Uncertain outlook for UK yields

The Bank of England did not alter its monetary policy stance last week, despite two members voting for a rate hike (six voted for no change). As a result, the 10-year UK yield declined a bit after the MPC announcement, which was also helped by the growth forecast reduction. The 10-year yield had been rising as several BoE members signalled the possibility of a rate increase. The growth environment does not really signal a need for a rate increase. Even though growth held up fairly well after the Brexit vote, economic momentum has weakened recently. Inflation has risen, but particularly as a result of Sterling depreciation, not as a result of rising wage growth.
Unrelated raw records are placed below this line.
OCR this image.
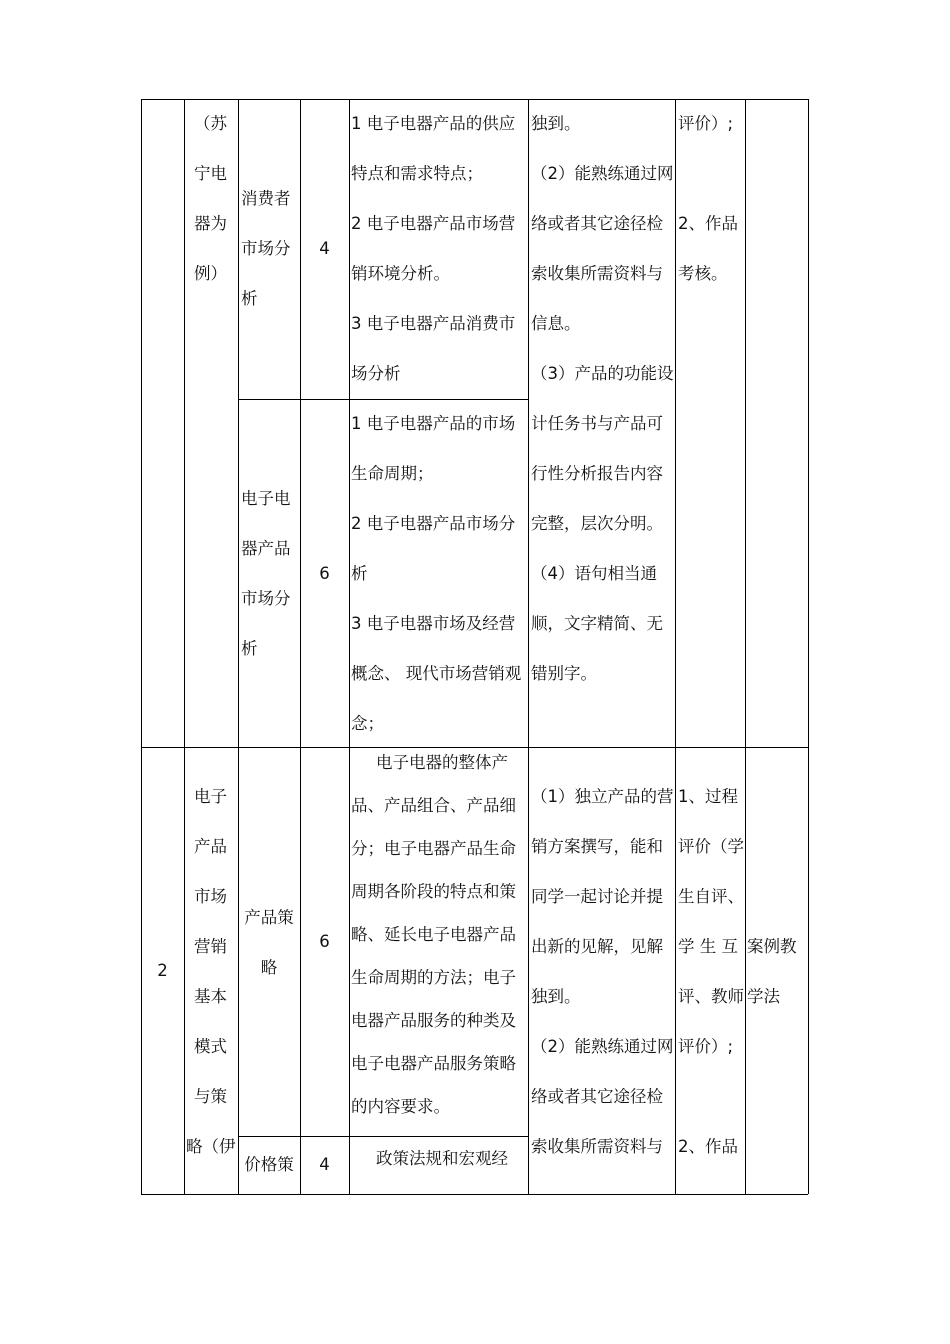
（苏
宁电
器为
例）
消费者
市场分
析
4
1 电子电器产品的供应
特点和需求特点；
2 电子电器产品市场营
销环境分析。
3 电子电器产品消费市
场分析
电子电
器产品
市场分
析
6
1 电子电器产品的市场
生命周期；
2 电子电器产品市场分
析
3 电子电器市场及经营
概念、 现代市场营销观
念；
独到。
（2）能熟练通过网
络或者其它途径检
索收集所需资料与
信息。
（3）产品的功能设
计任务书与产品可
行性分析报告内容
完整，层次分明。
（4）语句相当通
顺，文字精简、无
错别字。
评价）;
2、作品
考核。
2
电子
产品
市场
营销
基本
模式
与策
略（伊
产品策
略
6
电子电器的整体产
品、产品组合、产品细
分；电子电器产品生命
周期各阶段的特点和策
略、延长电子电器产品
生命周期的方法；电子
电器产品服务的种类及
电子电器产品服务策略
的内容要求。
价格策	4	政策法规和宏观经
（1）独立产品的营
销方案撰写，能和
同学一起讨论并提
出新的见解，见解
独到。
（2）能熟练通过网
络或者其它途径检
索收集所需资料与
1、过程
评价（学
生自评、
学 生 互
评、教师
评价）;
2、作品
案例教
学法
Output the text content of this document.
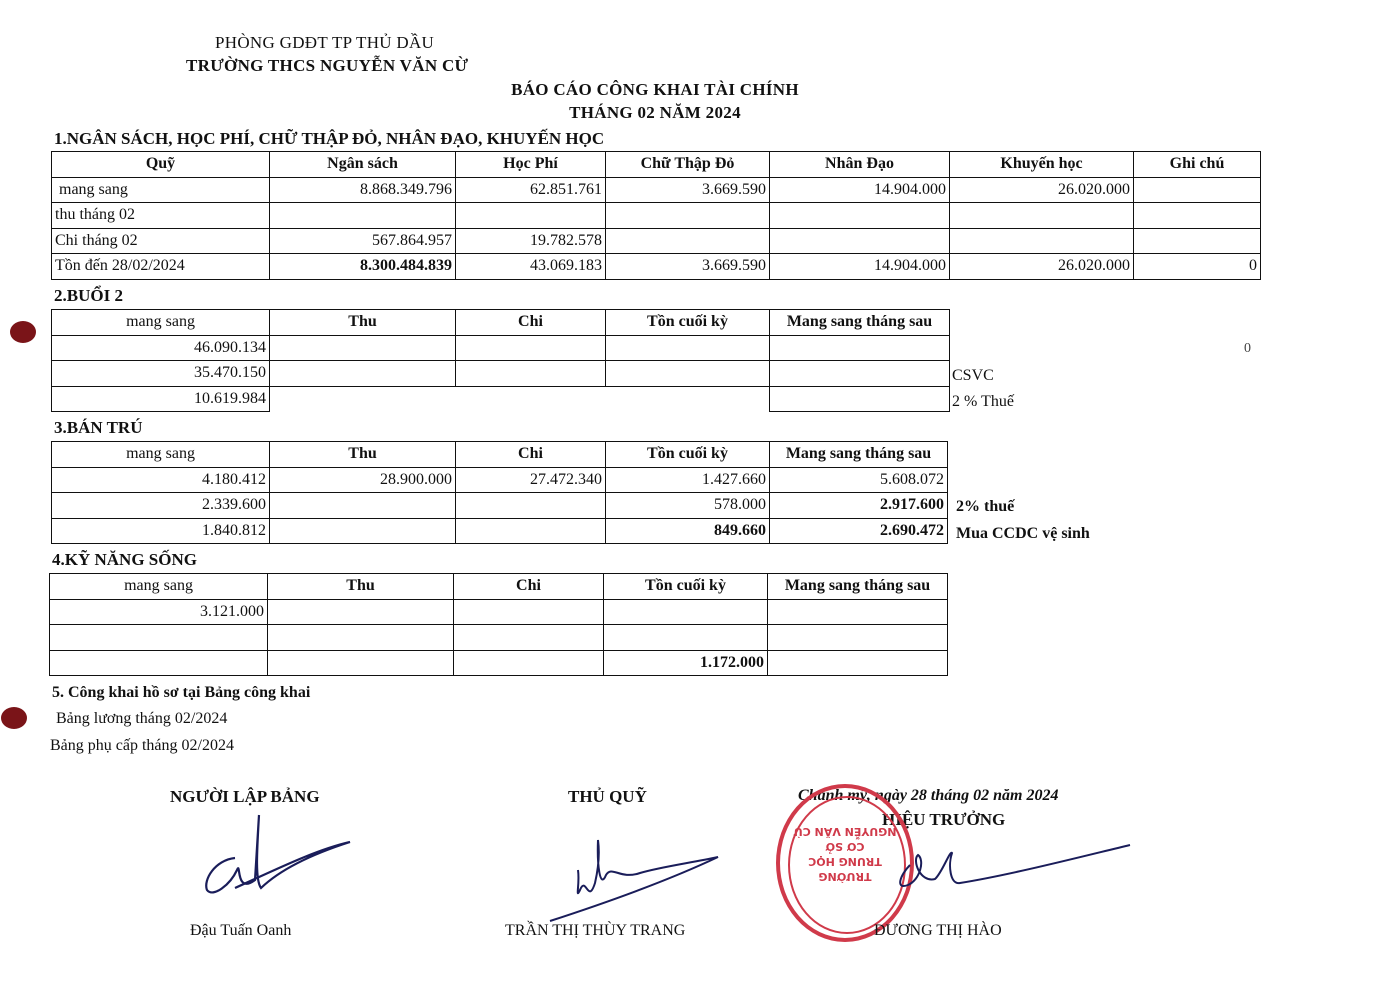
PHÒNG GDĐT TP THỦ DẦU
TRƯỜNG THCS NGUYỄN VĂN CỪ
BÁO CÁO CÔNG KHAI TÀI CHÍNH
THÁNG 02 NĂM 2024
1.NGÂN SÁCH, HỌC PHÍ, CHỮ THẬP ĐỎ, NHÂN ĐẠO, KHUYẾN HỌC
Quỹ	Ngân sách	Học Phí	Chữ Thập Đỏ	Nhân Đạo	Khuyến học	Ghi chú
mang sang	8.868.349.796	62.851.761	3.669.590	14.904.000	26.020.000	
thu tháng 02						
Chi tháng 02	567.864.957	19.782.578				
Tồn đến 28/02/2024	8.300.484.839	43.069.183	3.669.590	14.904.000	26.020.000	0
2.BUỔI 2
mang sang	Thu	Chi	Tồn cuối kỳ	Mang sang tháng sau
46.090.134				
35.470.150				
10.619.984				
0
CSVC
2 % Thuế
3.BÁN TRÚ
mang sang	Thu	Chi	Tồn cuối kỳ	Mang sang tháng sau
4.180.412	28.900.000	27.472.340	1.427.660	5.608.072
2.339.600			578.000	2.917.600
1.840.812			849.660	2.690.472
2% thuế
Mua CCDC vệ sinh
4.KỸ NĂNG SỐNG
mang sang	Thu	Chi	Tồn cuối kỳ	Mang sang tháng sau
3.121.000				

			1.172.000	
5. Công khai hồ sơ tại Bảng công khai
Bảng lương tháng 02/2024
Bảng phụ cấp tháng 02/2024
NGƯỜI LẬP BẢNG
Đậu Tuấn Oanh
THỦ QUỸ
TRẦN THỊ THÙY TRANG
Chánh mỹ, ngày 28 tháng 02 năm 2024
HIỆU TRƯỞNG
TRƯỜNG
TRUNG HỌC
CƠ SỞ
NGUYỄN VĂN CỪ
ĐƯƠNG THỊ HÀO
Although a weaker Sterling has helped the export sector, this source of inflation acceleration is rather a negative factor for real consumer income. In short, this environment should keep bond yields low. That having said, BoE governor Carney signalled in the press conference that he still sees the need for less stimulus over the forecast horizon and implied that the BoE may respond fairly quickly to positive growth surprises. The BoE sees little spare capacity, particularly due to weakness on the supply side. In our view, the current economic conditions do not justify any tightening soon. Although so far it has not, the possibility remains that the continued uncertainty around the Brexit negotiations and outcome may feed into producer and consumer confidence. We see risks to the UK growth outlook on the downside.